Chicana on the Edge

Mentioning the unmentionable since 2004

Catholic Atheism
written by Regina Rodríguez-Martin
June 23, 2004

Okay, I guess I can’t just call myself a “Catholic atheist” in my last post and not explain it. I was raised Catholic. I actively and willingly attended church until I was 19. In my sophomore year of college I had a crisis of faith (I guess you’d call it) and decided I just couldn’t swallow all the stuff the Catholic church seemed to demand of me, such as that homosexuality is wrong or women are inherently sinful because of Eve. So with great anxiety, I “left” the church.

For years I didn’t think about god or religion or any of it. I guess I was agnostic: I didn’t know and didn’t care to decide. It was through a gospel choir and a synagogue that I re-approached spirituality. I really felt Spirit in those choir rehearsals and shabbot services, so I decided to reconsider the existence of a divine force. At Unity in Chicago, I spent several years crystallizing a personal conception of the divine. My very New Age approach included the presence of the Christ in all of us, Divine Spirit present in all things, a belief in the existence of angels and other spirit guides, the belief that there is a reason for everything, and the belief that the more difficult life seems, the more we must work to align ourselves with Divine order and trust that God/the Universe is teaching us lessons. Note: this is not meant to represent the teachings of Unity or Unity in Chicago. These beliefs were what I personally constructed over years of taking what worked for me and “leaving the rest.”

Life seemed to make sense and I felt comforted by the idea of a benevolent Universe that never did anything that wasn’t for our “highest good.” I liked this spiritual practice.

Then one day I met a wonderful, loving, handsome, funny young man who romanced me and made me feel like the most beautiful woman on earth. I met him at bus stop, a bus stop I (and he) rarely used. Surely this was the Hand of God! In a world of missed opportunities and chance meetings, we had been led to each other. I felt so grateful to the Universe for leading this man into my life.

Then I found out he was married.

In my pain and despair, I cursed God, the angels, the world. How could a benevolent Universe do this to me? How could a loving God lead me to such humiliation, such pain, such feelings of darkness and hopelessness? I found intolerable the idea of a divine force that would purposefully do this. I found unacceptable the idea that a benevolent universe would lovingly and purposefully lead me into the worst depression of my life. So I rejected that idea and I rejected god.

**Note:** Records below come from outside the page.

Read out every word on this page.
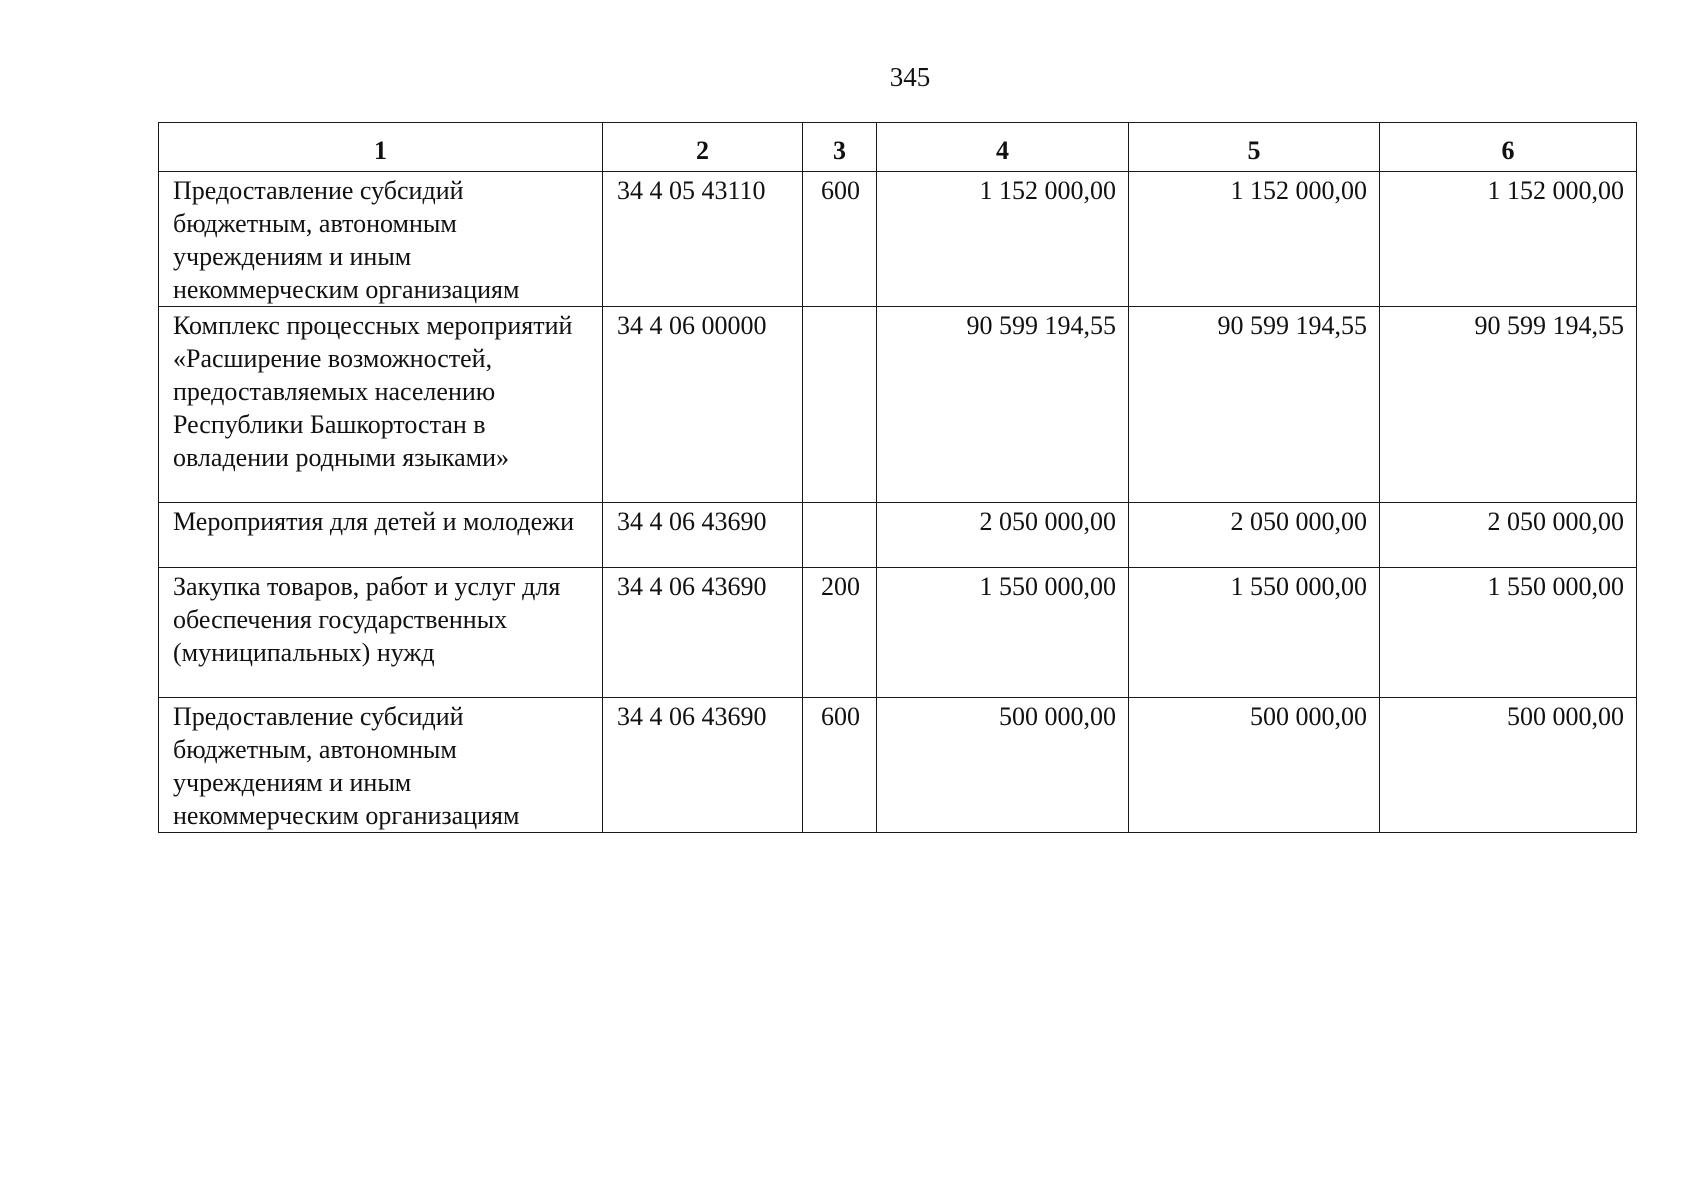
345
1	2	3	4	5	6
Предоставление субсидий бюджетным, автономным учреждениям и иным некоммерческим организациям	34 4 05 43110	600	1 152 000,00	1 152 000,00	1 152 000,00
Комплекс процессных мероприятий «Расширение возможностей, предоставляемых населению Республики Башкортостан в овладении родными языками»	34 4 06 00000		90 599 194,55	90 599 194,55	90 599 194,55
Мероприятия для детей и молодежи	34 4 06 43690		2 050 000,00	2 050 000,00	2 050 000,00
Закупка товаров, работ и услуг для обеспечения государственных (муниципальных) нужд	34 4 06 43690	200	1 550 000,00	1 550 000,00	1 550 000,00
Предоставление субсидий бюджетным, автономным учреждениям и иным некоммерческим организациям	34 4 06 43690	600	500 000,00	500 000,00	500 000,00
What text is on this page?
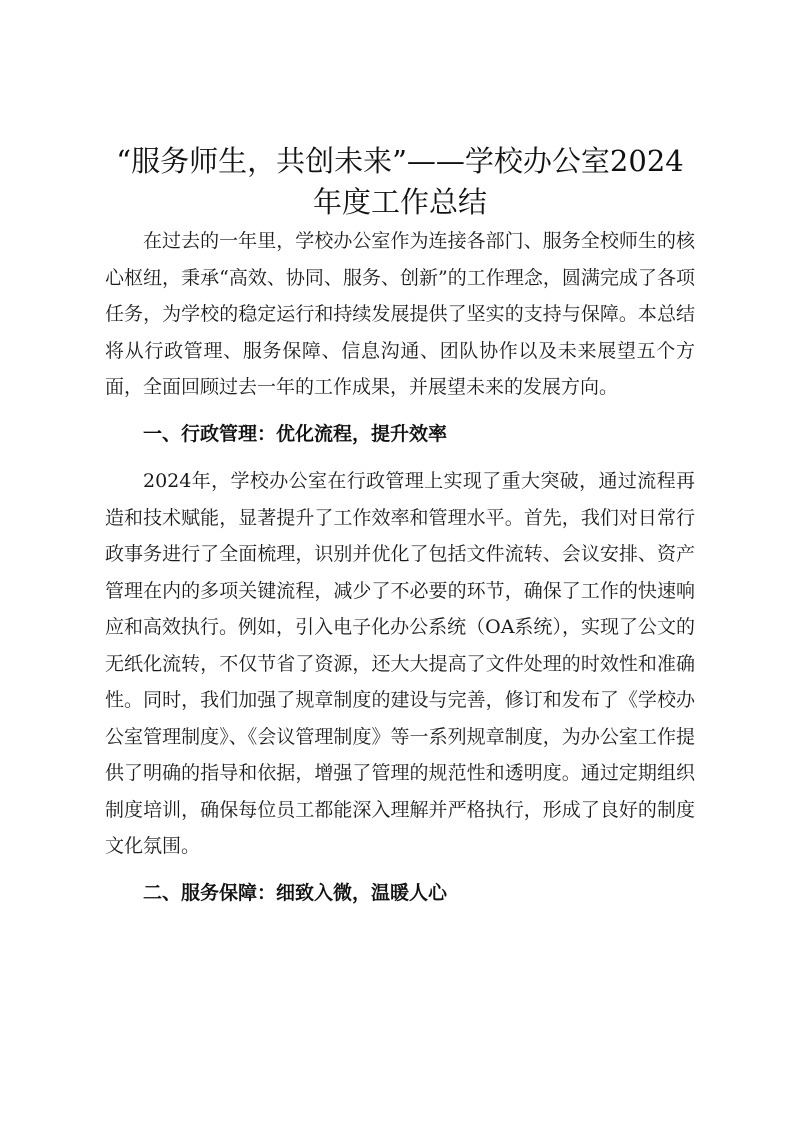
“服务师生，共创未来”——学校办公室2024年度工作总结

在过去的一年里，学校办公室作为连接各部门、服务全校师生的核心枢纽，秉承“高效、协同、服务、创新”的工作理念，圆满完成了各项任务，为学校的稳定运行和持续发展提供了坚实的支持与保障。本总结将从行政管理、服务保障、信息沟通、团队协作以及未来展望五个方面，全面回顾过去一年的工作成果，并展望未来的发展方向。

一、行政管理：优化流程，提升效率

2024年，学校办公室在行政管理上实现了重大突破，通过流程再造和技术赋能，显著提升了工作效率和管理水平。首先，我们对日常行政事务进行了全面梳理，识别并优化了包括文件流转、会议安排、资产管理在内的多项关键流程，减少了不必要的环节，确保了工作的快速响应和高效执行。例如，引入电子化办公系统（OA系统），实现了公文的无纸化流转，不仅节省了资源，还大大提高了文件处理的时效性和准确性。同时，我们加强了规章制度的建设与完善，修订和发布了《学校办公室管理制度》、《会议管理制度》等一系列规章制度，为办公室工作提供了明确的指导和依据，增强了管理的规范性和透明度。通过定期组织制度培训，确保每位员工都能深入理解并严格执行，形成了良好的制度文化氛围。

二、服务保障：细致入微，温暖人心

All my carefully constructed spiritual beliefs went out the window. Unable to resolve a loving god with a world of pain, I decided to embrace atheism. It made sense that in a random, godless universe I had just happened to meet this man. No one and nothing “meant” for us to meet in such a disastrous way. It just happened. This view allowed me to let go of the feeling that I was being punished or with-held from. This view allowed me to let go of the possibility that God didn’t think I was worthy of a good relationship. And this view allowed me to let go of the harsh idea that this pain was my latest “life lesson” and that it had been purposefully sent to me for my own good.

The world felt a lot emptier without a spiritual presence I could lean on in my daily life. But while I had sacrificed the sense of being divinely loved and cared for, I had also freed myself from the sense of being constantly watched and evaluated. For instance, previously I might have thought, “If I turn right will I be in alignment with Divine Order? Or maybe if I turn left I’ll be in alignment with Divine Order. Which is the Divine right answer?” All that crap thinking was over with. Now I realize that at Unity I had simply replaced my childhood judgmental and capricious God with a New Age one. I had just used different language.

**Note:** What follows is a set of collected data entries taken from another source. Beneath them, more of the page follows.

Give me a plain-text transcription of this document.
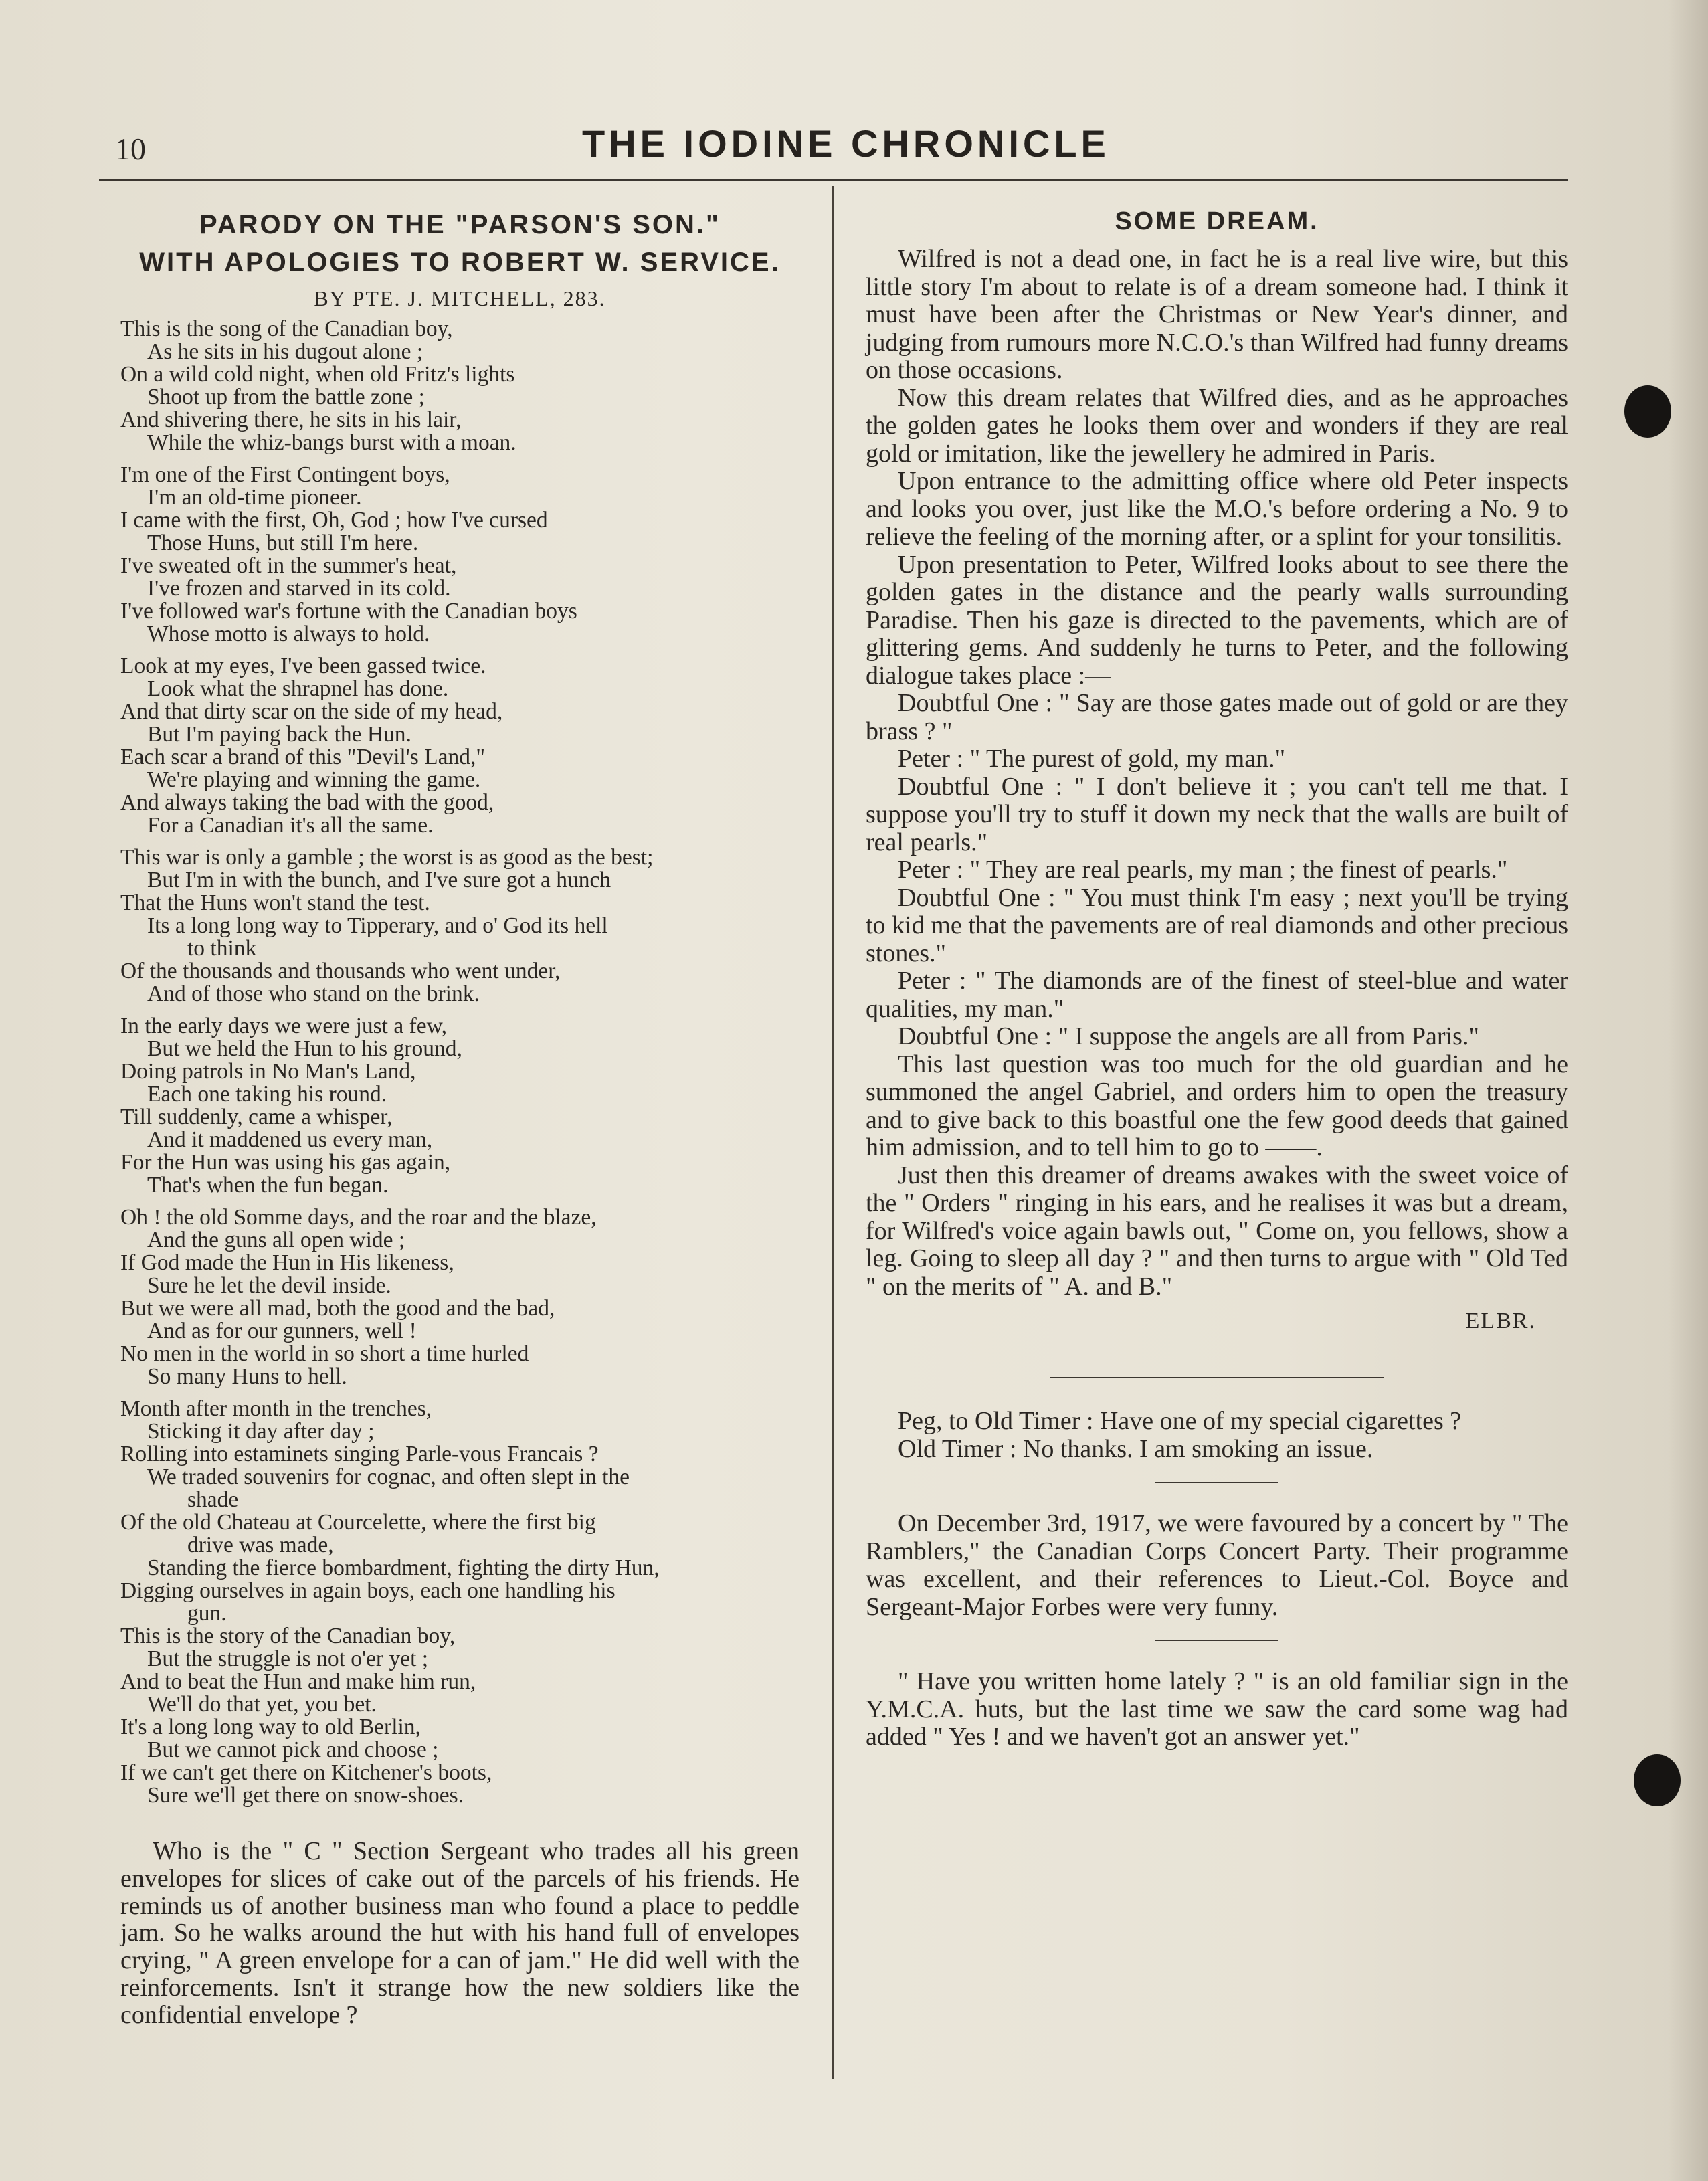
10	THE IODINE CHRONICLE
PARODY ON THE "PARSON'S SON."
WITH APOLOGIES TO ROBERT W. SERVICE.
BY PTE. J. MITCHELL, 283.
This is the song of the Canadian boy,
As he sits in his dugout alone ;
On a wild cold night, when old Fritz's lights
Shoot up from the battle zone ;
And shivering there, he sits in his lair,
While the whiz-bangs burst with a moan.
I'm one of the First Contingent boys,
I'm an old-time pioneer.
I came with the first, Oh, God ; how I've cursed
Those Huns, but still I'm here.
I've sweated oft in the summer's heat,
I've frozen and starved in its cold.
I've followed war's fortune with the Canadian boys
Whose motto is always to hold.
Look at my eyes, I've been gassed twice.
Look what the shrapnel has done.
And that dirty scar on the side of my head,
But I'm paying back the Hun.
Each scar a brand of this "Devil's Land,"
We're playing and winning the game.
And always taking the bad with the good,
For a Canadian it's all the same.
This war is only a gamble ; the worst is as good as the best;
But I'm in with the bunch, and I've sure got a hunch
That the Huns won't stand the test.
Its a long long way to Tipperary, and o' God its hell
to think
Of the thousands and thousands who went under,
And of those who stand on the brink.
In the early days we were just a few,
But we held the Hun to his ground,
Doing patrols in No Man's Land,
Each one taking his round.
Till suddenly, came a whisper,
And it maddened us every man,
For the Hun was using his gas again,
That's when the fun began.
Oh ! the old Somme days, and the roar and the blaze,
And the guns all open wide ;
If God made the Hun in His likeness,
Sure he let the devil inside.
But we were all mad, both the good and the bad,
And as for our gunners, well !
No men in the world in so short a time hurled
So many Huns to hell.
Month after month in the trenches,
Sticking it day after day ;
Rolling into estaminets singing Parle-vous Francais ?
We traded souvenirs for cognac, and often slept in the
shade
Of the old Chateau at Courcelette, where the first big
drive was made,
Standing the fierce bombardment, fighting the dirty Hun,
Digging ourselves in again boys, each one handling his
gun.
This is the story of the Canadian boy,
But the struggle is not o'er yet ;
And to beat the Hun and make him run,
We'll do that yet, you bet.
It's a long long way to old Berlin,
But we cannot pick and choose ;
If we can't get there on Kitchener's boots,
Sure we'll get there on snow-shoes.

Who is the " C " Section Sergeant who trades all his green envelopes for slices of cake out of the parcels of his friends. He reminds us of another business man who found a place to peddle jam. So he walks around the hut with his hand full of envelopes crying, " A green envelope for a can of jam." He did well with the reinforcements. Isn't it strange how the new soldiers like the confidential envelope ?

SOME DREAM.

Wilfred is not a dead one, in fact he is a real live wire, but this little story I'm about to relate is of a dream someone had. I think it must have been after the Christmas or New Year's dinner, and judging from rumours more N.C.O.'s than Wilfred had funny dreams on those occasions.

Now this dream relates that Wilfred dies, and as he approaches the golden gates he looks them over and wonders if they are real gold or imitation, like the jewellery he admired in Paris.

Upon entrance to the admitting office where old Peter inspects and looks you over, just like the M.O.'s before ordering a No. 9 to relieve the feeling of the morning after, or a splint for your tonsilitis.

Upon presentation to Peter, Wilfred looks about to see there the golden gates in the distance and the pearly walls surrounding Paradise. Then his gaze is directed to the pavements, which are of glittering gems. And suddenly he turns to Peter, and the following dialogue takes place :—

Doubtful One : " Say are those gates made out of gold or are they brass ? "

Peter : " The purest of gold, my man."

Doubtful One : " I don't believe it ; you can't tell me that. I suppose you'll try to stuff it down my neck that the walls are built of real pearls."

Peter : " They are real pearls, my man ; the finest of pearls."

Doubtful One : " You must think I'm easy ; next you'll be trying to kid me that the pavements are of real diamonds and other precious stones."

Peter : " The diamonds are of the finest of steel-blue and water qualities, my man."

Doubtful One : " I suppose the angels are all from Paris."

This last question was too much for the old guardian and he summoned the angel Gabriel, and orders him to open the treasury and to give back to this boastful one the few good deeds that gained him admission, and to tell him to go to ——.

Just then this dreamer of dreams awakes with the sweet voice of the " Orders " ringing in his ears, and he realises it was but a dream, for Wilfred's voice again bawls out, " Come on, you fellows, show a leg. Going to sleep all day ? " and then turns to argue with " Old Ted " on the merits of " A. and B."

ELBR.

Peg, to Old Timer : Have one of my special cigarettes ?

Old Timer : No thanks. I am smoking an issue.

On December 3rd, 1917, we were favoured by a concert by " The Ramblers," the Canadian Corps Concert Party. Their programme was excellent, and their references to Lieut.-Col. Boyce and Sergeant-Major Forbes were very funny.

" Have you written home lately ? " is an old familiar sign in the Y.M.C.A. huts, but the last time we saw the card some wag had added " Yes ! and we haven't got an answer yet."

But even without a god, I still liked going to church on Sundays. I needed the community and the music. So as a born again atheist, I went back to attending a Catholic church for the first time in 16 years. I still attend and am active in the choir and other activities there. Why do I go to mass every week when I don’t believe in god? Because I like to sing, I need community, and there is absolutely nothing in the Catholic mass that challenges my belief that we’re really alone here. I have never felt Spirit in a Catholic church. The Catholic mass simply doesn’t cause me to re-evaluate my stance the way that gospel choir and synagogue did so long ago. And none of my fellow parishioners questions why I never go to communion, or why I sing all the songs with such exuberance, but never participate in any prayers, responses or gestures. I am grateful for their indifference to the state of my soul. One thing I have been able to count on Catholics for: plenty of space and solitude in my own spiritual conflict.

It’s a godless, random universe. And I am home.